Der SV Werder hat sich in seiner Geschichte schon so manchen Ruf erarbeitet, der in den besten Fällen viele Jahre am Verein haftete, auch wenn es gar keinen Grund mehr dafür gab. So steht Werder Bremen in der Wahrnehmung vieler Fans in Deutschland immer noch für attraktiven Offensiv-Fußball oder für die Raute im Mittelfeld. Dabei ist es schon lange her, dass die Grün-Weißen mit Könnern wie Johan Micoud, Diego, Mesut Özil oder Claudio Pizarro auf dem Feld für Furore sorgten oder die Fachredakteure des Magazins „Kicker“ bei ihrer Ranglistenkonferenz in Nürnberg viele Stunden die Frage diskutierten , ob die beiden äußeren Spieler der Bremer Mittelfeldraute nun in die Kategorie „Offensives Mittelfeld“ einzustufen wäre (also zu einem Micoud) oder ins defensive Mittelfeld (also zu einem Frank Baumann).

Grün auf Weiß ist die Werder-Kolumne des WESER-KURIER, in der Chefreporter Jean-Julien Beer einen Blick hinter die Kulissen des Bundesligisten wirft, Zusammenhänge erklärt und die Entwicklungen im Verein einordnet.
Apropos Baumann.

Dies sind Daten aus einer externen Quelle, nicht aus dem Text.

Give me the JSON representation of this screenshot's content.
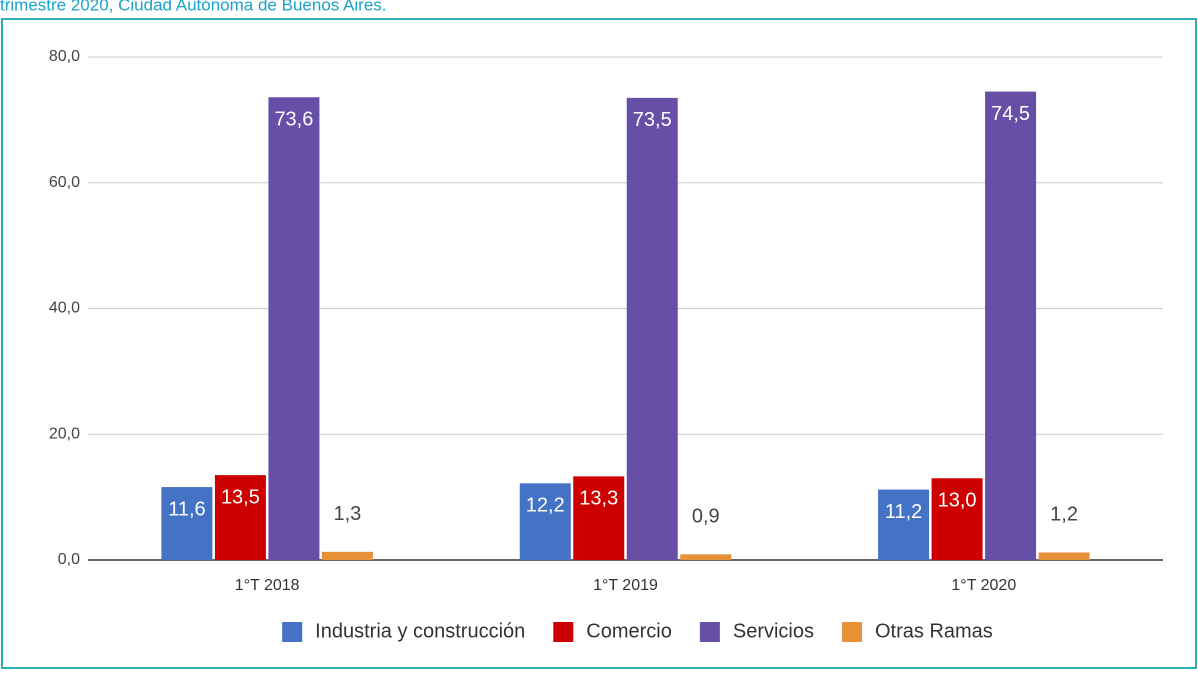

Der heutige Manager lieferte einen der Gründe für das Image, das sich die Bremer in den letzten Jahren ihrer Bundesligazugehörigkeit erwarben: Dass sie nämlich auf dem Transfermarkt gut pokern können und wenn nötig bis zur allerletzten Minute warten, um kurz vor Ende des Transferfensters einen überraschenden Neuzugang zu präsentieren. Wenn man die Fanbrille einmal ablegt, war das in einigen Fällen jedoch weniger genial, als vielmehr den Umständen geschuldet. Werder hat weniger Geld zu Verfügung als viele Konkurrenten, auch deshalb wollte Baumann oft warten, bis sich irgendwo eine günstige Gelegenheit auftut. Und er wollte handlungsfähig sein, sollte nach den ersten Wochen der Saisonvorbereitung durch Verletzungen noch eine Lücke im Kader entstehen.

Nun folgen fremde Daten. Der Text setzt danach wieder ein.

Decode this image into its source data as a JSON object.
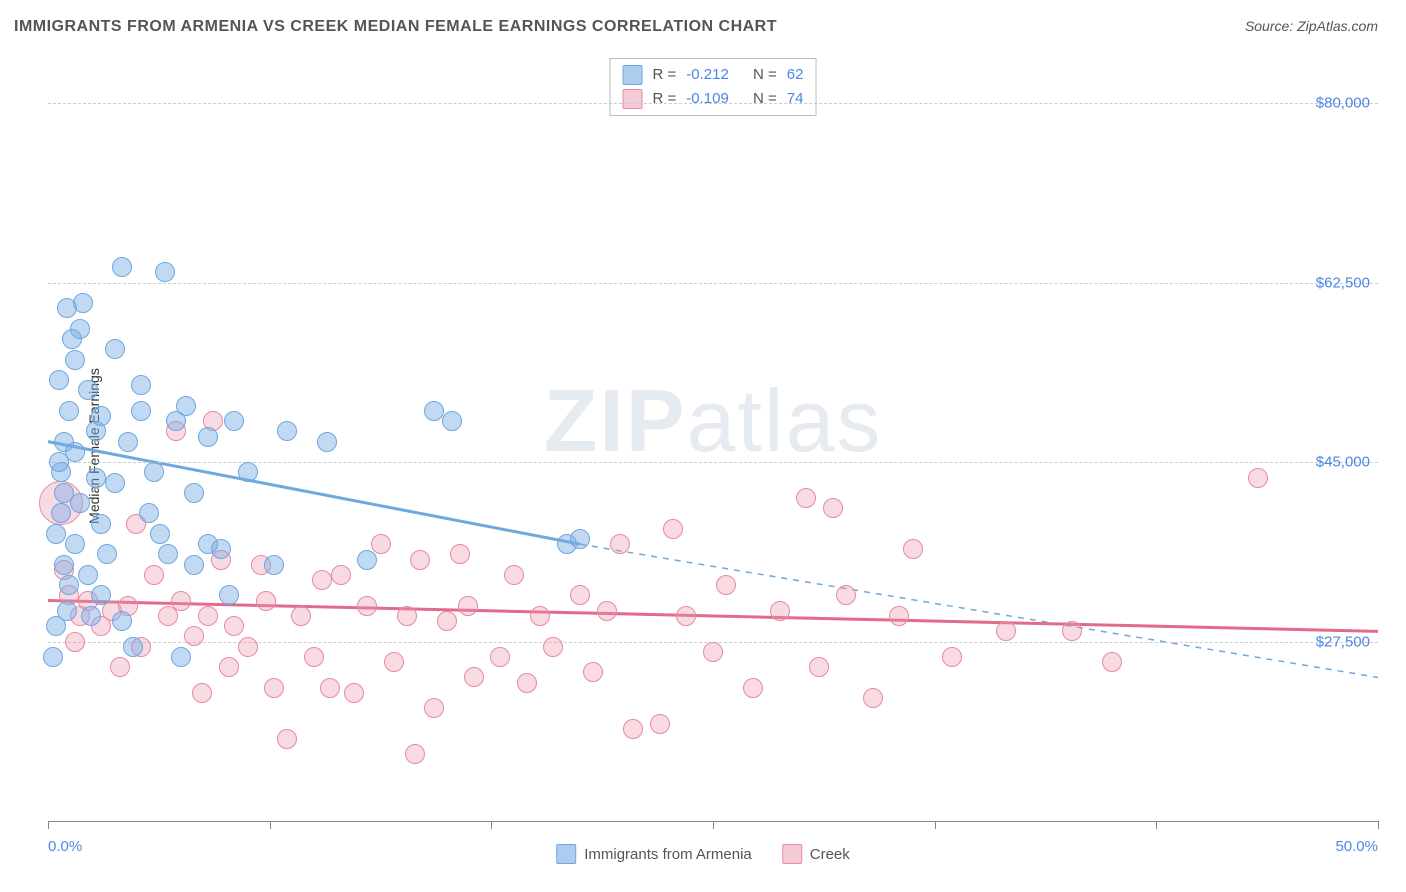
{
  "title": "IMMIGRANTS FROM ARMENIA VS CREEK MEDIAN FEMALE EARNINGS CORRELATION CHART",
  "source_label": "Source: ZipAtlas.com",
  "ylabel": "Median Female Earnings",
  "watermark": {
    "part1": "ZIP",
    "part2": "atlas"
  },
  "chart": {
    "type": "scatter",
    "xlim": [
      0,
      50
    ],
    "ylim": [
      10000,
      85000
    ],
    "xtick_positions": [
      0,
      8.33,
      16.67,
      25,
      33.33,
      41.67,
      50
    ],
    "xtick_labels_shown": {
      "0": "0.0%",
      "50": "50.0%"
    },
    "ytick_positions": [
      27500,
      45000,
      62500,
      80000
    ],
    "ytick_labels": [
      "$27,500",
      "$45,000",
      "$62,500",
      "$80,000"
    ],
    "grid_color": "#cccccc",
    "axis_color": "#888888",
    "background_color": "#ffffff",
    "title_fontsize": 16,
    "label_fontsize": 14,
    "tick_label_color": "#4a86e8"
  },
  "series": [
    {
      "name": "Immigrants from Armenia",
      "legend_label": "Immigrants from Armenia",
      "color": "#6fa8dc",
      "fill": "rgba(120,170,230,0.45)",
      "correlation_R": "-0.212",
      "N": "62",
      "trend": {
        "solid": {
          "x1": 0,
          "y1": 47000,
          "x2": 20,
          "y2": 37000
        },
        "dashed": {
          "x1": 20,
          "y1": 37000,
          "x2": 50,
          "y2": 24000
        },
        "line_width": 3,
        "dash_pattern": "6 6"
      },
      "marker_radius": 10,
      "points": [
        {
          "x": 0.5,
          "y": 44000
        },
        {
          "x": 0.6,
          "y": 47000
        },
        {
          "x": 0.8,
          "y": 50000
        },
        {
          "x": 0.6,
          "y": 42000
        },
        {
          "x": 1.0,
          "y": 55000
        },
        {
          "x": 1.2,
          "y": 58000
        },
        {
          "x": 0.7,
          "y": 60000
        },
        {
          "x": 2.8,
          "y": 64000
        },
        {
          "x": 4.4,
          "y": 63500
        },
        {
          "x": 1.5,
          "y": 52000
        },
        {
          "x": 1.8,
          "y": 48000
        },
        {
          "x": 2.0,
          "y": 49500
        },
        {
          "x": 1.0,
          "y": 46000
        },
        {
          "x": 0.4,
          "y": 45000
        },
        {
          "x": 0.5,
          "y": 40000
        },
        {
          "x": 0.3,
          "y": 38000
        },
        {
          "x": 1.2,
          "y": 41000
        },
        {
          "x": 2.5,
          "y": 43000
        },
        {
          "x": 3.0,
          "y": 47000
        },
        {
          "x": 3.5,
          "y": 50000
        },
        {
          "x": 4.8,
          "y": 49000
        },
        {
          "x": 5.2,
          "y": 50500
        },
        {
          "x": 5.5,
          "y": 35000
        },
        {
          "x": 6.5,
          "y": 36500
        },
        {
          "x": 4.0,
          "y": 44000
        },
        {
          "x": 4.5,
          "y": 36000
        },
        {
          "x": 2.2,
          "y": 36000
        },
        {
          "x": 2.0,
          "y": 32000
        },
        {
          "x": 0.8,
          "y": 33000
        },
        {
          "x": 1.6,
          "y": 30000
        },
        {
          "x": 0.3,
          "y": 29000
        },
        {
          "x": 0.2,
          "y": 26000
        },
        {
          "x": 1.0,
          "y": 37000
        },
        {
          "x": 3.8,
          "y": 40000
        },
        {
          "x": 6.0,
          "y": 47500
        },
        {
          "x": 7.0,
          "y": 49000
        },
        {
          "x": 9.0,
          "y": 48000
        },
        {
          "x": 10.5,
          "y": 47000
        },
        {
          "x": 14.5,
          "y": 50000
        },
        {
          "x": 15.2,
          "y": 49000
        },
        {
          "x": 12.0,
          "y": 35500
        },
        {
          "x": 6.0,
          "y": 37000
        },
        {
          "x": 4.2,
          "y": 38000
        },
        {
          "x": 7.5,
          "y": 44000
        },
        {
          "x": 8.5,
          "y": 35000
        },
        {
          "x": 19.5,
          "y": 37000
        },
        {
          "x": 20.0,
          "y": 37500
        },
        {
          "x": 5.0,
          "y": 26000
        },
        {
          "x": 3.2,
          "y": 27000
        },
        {
          "x": 2.8,
          "y": 29500
        },
        {
          "x": 1.8,
          "y": 43500
        },
        {
          "x": 2.5,
          "y": 56000
        },
        {
          "x": 0.9,
          "y": 57000
        },
        {
          "x": 0.4,
          "y": 53000
        },
        {
          "x": 1.3,
          "y": 60500
        },
        {
          "x": 3.5,
          "y": 52500
        },
        {
          "x": 0.6,
          "y": 35000
        },
        {
          "x": 2.0,
          "y": 39000
        },
        {
          "x": 5.5,
          "y": 42000
        },
        {
          "x": 6.8,
          "y": 32000
        },
        {
          "x": 1.5,
          "y": 34000
        },
        {
          "x": 0.7,
          "y": 30500
        }
      ]
    },
    {
      "name": "Creek",
      "legend_label": "Creek",
      "color": "#e26b8b",
      "fill": "rgba(235,150,175,0.35)",
      "correlation_R": "-0.109",
      "N": "74",
      "trend": {
        "solid": {
          "x1": 0,
          "y1": 31500,
          "x2": 50,
          "y2": 28500
        },
        "dashed": null,
        "line_width": 3
      },
      "marker_radius": 10,
      "points": [
        {
          "x": 0.5,
          "y": 41000,
          "r": 22
        },
        {
          "x": 0.8,
          "y": 32000
        },
        {
          "x": 1.2,
          "y": 30000
        },
        {
          "x": 1.5,
          "y": 31500
        },
        {
          "x": 2.0,
          "y": 29000
        },
        {
          "x": 2.4,
          "y": 30500
        },
        {
          "x": 3.0,
          "y": 31000
        },
        {
          "x": 3.5,
          "y": 27000
        },
        {
          "x": 4.0,
          "y": 34000
        },
        {
          "x": 4.5,
          "y": 30000
        },
        {
          "x": 5.0,
          "y": 31500
        },
        {
          "x": 5.5,
          "y": 28000
        },
        {
          "x": 6.0,
          "y": 30000
        },
        {
          "x": 6.5,
          "y": 35500
        },
        {
          "x": 7.0,
          "y": 29000
        },
        {
          "x": 6.2,
          "y": 49000
        },
        {
          "x": 7.5,
          "y": 27000
        },
        {
          "x": 8.0,
          "y": 35000
        },
        {
          "x": 8.5,
          "y": 23000
        },
        {
          "x": 9.0,
          "y": 18000
        },
        {
          "x": 9.5,
          "y": 30000
        },
        {
          "x": 10.0,
          "y": 26000
        },
        {
          "x": 10.6,
          "y": 23000
        },
        {
          "x": 11.0,
          "y": 34000
        },
        {
          "x": 11.5,
          "y": 22500
        },
        {
          "x": 12.0,
          "y": 31000
        },
        {
          "x": 12.5,
          "y": 37000
        },
        {
          "x": 13.0,
          "y": 25500
        },
        {
          "x": 13.5,
          "y": 30000
        },
        {
          "x": 14.0,
          "y": 35500
        },
        {
          "x": 14.5,
          "y": 21000
        },
        {
          "x": 15.0,
          "y": 29500
        },
        {
          "x": 15.5,
          "y": 36000
        },
        {
          "x": 16.0,
          "y": 24000
        },
        {
          "x": 13.8,
          "y": 16500
        },
        {
          "x": 17.0,
          "y": 26000
        },
        {
          "x": 17.5,
          "y": 34000
        },
        {
          "x": 18.0,
          "y": 23500
        },
        {
          "x": 18.5,
          "y": 30000
        },
        {
          "x": 19.0,
          "y": 27000
        },
        {
          "x": 20.0,
          "y": 32000
        },
        {
          "x": 20.5,
          "y": 24500
        },
        {
          "x": 21.0,
          "y": 30500
        },
        {
          "x": 22.0,
          "y": 19000
        },
        {
          "x": 23.0,
          "y": 19500
        },
        {
          "x": 23.5,
          "y": 38500
        },
        {
          "x": 24.0,
          "y": 30000
        },
        {
          "x": 25.0,
          "y": 26500
        },
        {
          "x": 25.5,
          "y": 33000
        },
        {
          "x": 26.5,
          "y": 23000
        },
        {
          "x": 27.5,
          "y": 30500
        },
        {
          "x": 28.5,
          "y": 41500
        },
        {
          "x": 29.0,
          "y": 25000
        },
        {
          "x": 29.5,
          "y": 40500
        },
        {
          "x": 30.0,
          "y": 32000
        },
        {
          "x": 31.0,
          "y": 22000
        },
        {
          "x": 32.0,
          "y": 30000
        },
        {
          "x": 32.5,
          "y": 36500
        },
        {
          "x": 34.0,
          "y": 26000
        },
        {
          "x": 36.0,
          "y": 28500
        },
        {
          "x": 38.5,
          "y": 28500
        },
        {
          "x": 40.0,
          "y": 25500
        },
        {
          "x": 45.5,
          "y": 43500
        },
        {
          "x": 4.8,
          "y": 48000
        },
        {
          "x": 3.3,
          "y": 39000
        },
        {
          "x": 2.7,
          "y": 25000
        },
        {
          "x": 1.0,
          "y": 27500
        },
        {
          "x": 0.6,
          "y": 34500
        },
        {
          "x": 6.8,
          "y": 25000
        },
        {
          "x": 8.2,
          "y": 31500
        },
        {
          "x": 10.3,
          "y": 33500
        },
        {
          "x": 15.8,
          "y": 31000
        },
        {
          "x": 5.8,
          "y": 22500
        },
        {
          "x": 21.5,
          "y": 37000
        }
      ]
    }
  ],
  "bottom_legend": [
    {
      "swatch": "blue",
      "label": "Immigrants from Armenia"
    },
    {
      "swatch": "pink",
      "label": "Creek"
    }
  ],
  "top_legend_labels": {
    "R_prefix": "R =",
    "N_prefix": "N ="
  }
}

Auf diese Weise kamen im Sommer 2019 die Abwehrspieler Ömer Toprak (Dortmund) und Michael Lang (Mönchengladbach) an die Weser, obwohl eigentlich die Überzeugung im Verein vorherrschte, dass man eher für die Offensive etwas tun sollte. Doch dann fielen der Reihe nach die Abwehrspieler aus. Einen Sommer zuvor verpflichtete Werder Nuri Sahin am letzten Tag des Transferfensters aus Dortmund. Sie alle – Toprak, Lang, Sahin – einte jedoch, dass sie mit einem Makel behaftet waren, und das war ja auch der Grund, weshalb ihre Vereine sie gerne abgaben. Lang fehlte die Qualität für die Bundesliga, deshalb hatte er in Gladbach viele Monate nicht mehr gespielt. Toprak hatte eine Krankenakte, die dicker wirkte als seine Wadenmuskulatur. Und Sahin war im gleichen Maße langsam, wie er in der Kabine laut war – er war in seinem Auftreten und seinem Selbstverständnis fast mehr Trainer als Abräumer. In Bremen fanden sie alle eine neue Heimat, doch schnell fielen diese Makel auch hier auf und führten mit in die sportliche Krise.

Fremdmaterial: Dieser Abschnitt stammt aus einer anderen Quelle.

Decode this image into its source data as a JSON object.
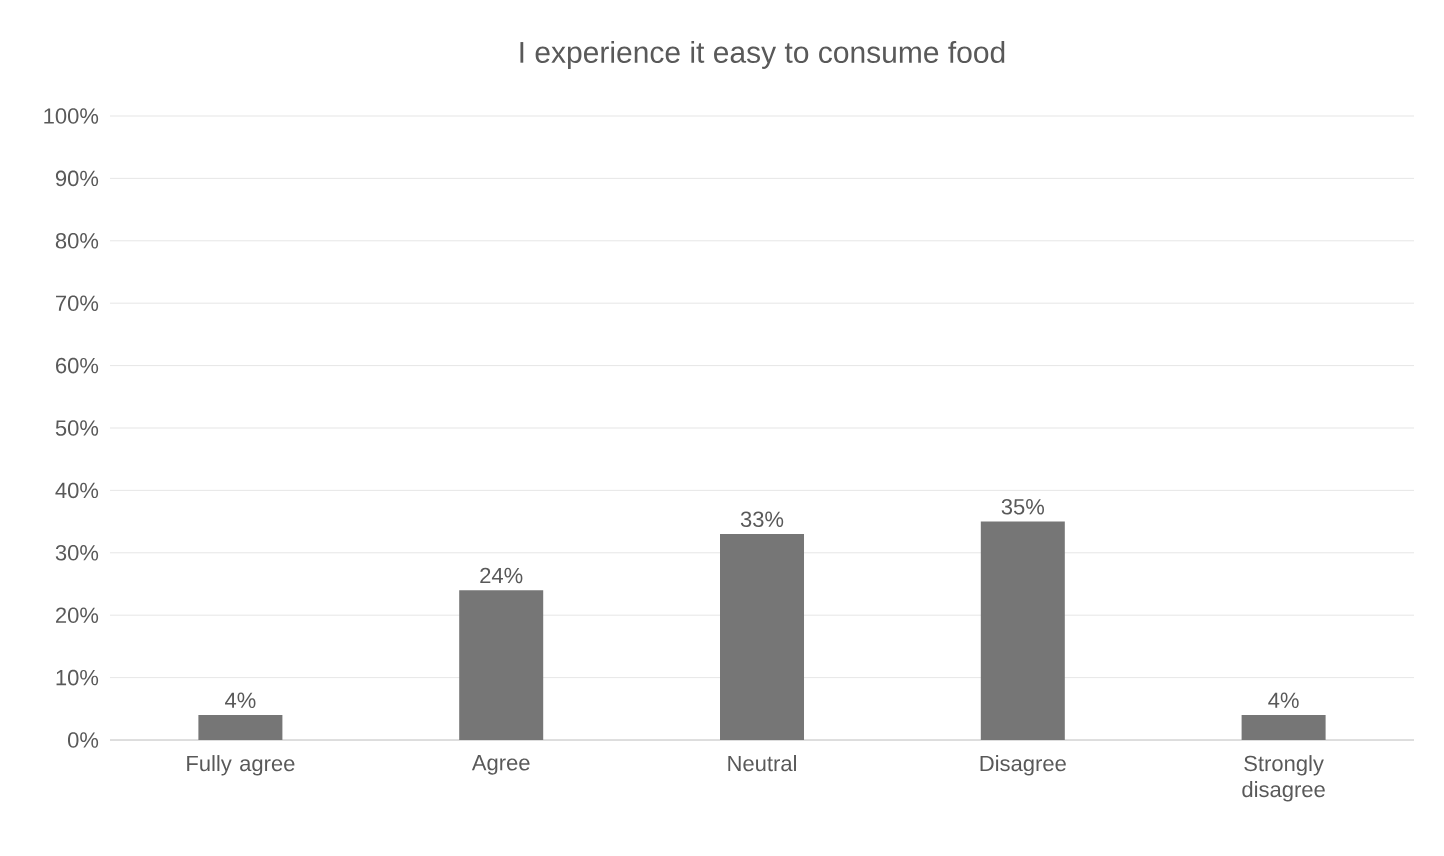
{
  "chart_data": {
    "type": "bar",
    "title": "I experience it easy to consume food",
    "categories": [
      "Fully agree",
      "Agree",
      "Neutral",
      "Disagree",
      "Strongly disagree"
    ],
    "values": [
      4,
      24,
      33,
      35,
      4
    ],
    "value_labels": [
      "4%",
      "24%",
      "33%",
      "35%",
      "4%"
    ],
    "color": "#767676",
    "ylim": [
      0,
      100
    ],
    "yticks": [
      {
        "value": 0,
        "label": "0%"
      },
      {
        "value": 10,
        "label": "10%"
      },
      {
        "value": 20,
        "label": "20%"
      },
      {
        "value": 30,
        "label": "30%"
      },
      {
        "value": 40,
        "label": "40%"
      },
      {
        "value": 50,
        "label": "50%"
      },
      {
        "value": 60,
        "label": "60%"
      },
      {
        "value": 70,
        "label": "70%"
      },
      {
        "value": 80,
        "label": "80%"
      },
      {
        "value": 90,
        "label": "90%"
      },
      {
        "value": 100,
        "label": "100%"
      }
    ],
    "grid": "y"
  }
}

Etwas neidisch schauten manche Werder-Fans damals zu Vereinen wie Borussia Mönchengladbach. Dort wirkte mit Max Eberl ein Manager, der anders agierte. Er verkaufte jeden Sommer einen Star, den man selbst geformt hatte – und stellte sich mit diesem Geld früh einen Kader zusammen, der mit Beginn der Vorbereitung komplett war und die europäischen Plätze angreifen konnte. Als die anderen Vereine noch am Kader bastelten, war Gladbach längst fertig.
Das hatte Vorteile: Eberl gestaltete den Kader nach eigenen Vorstellungen. Vereine wie Werder mussten warten, bis irgendwo ein Spieler auf den Markt kam, der gut passen könnte. Gladbach sicherte sich früh vor allem jüngere Spieler, die noch eine Wertentwicklung versprachen. Ein Toprak, der mit 30 Jahren zu Werder kam und viele Millionen Ablöse kostete, wäre für die Borussia eher nicht interessant gewesen. Gladbach musste im Winter selten nachlegen, um die Ziele noch zu erreichen. Werder hingegen litt im Winter 2019/20 unter einer zu kleinen und wenig robusten Mannschaft, deshalb kamen vor der Rückrunde die groß gewachsenen Kevin Vogt und Davie Selke. Diese Sonderausgaben musste der Aufsichtsrat genehmigen. Letztlich half vor allem Vogt beim Erreichen der Relegationsspiele gegen Heidenheim, die zum Klassenerhalt führten.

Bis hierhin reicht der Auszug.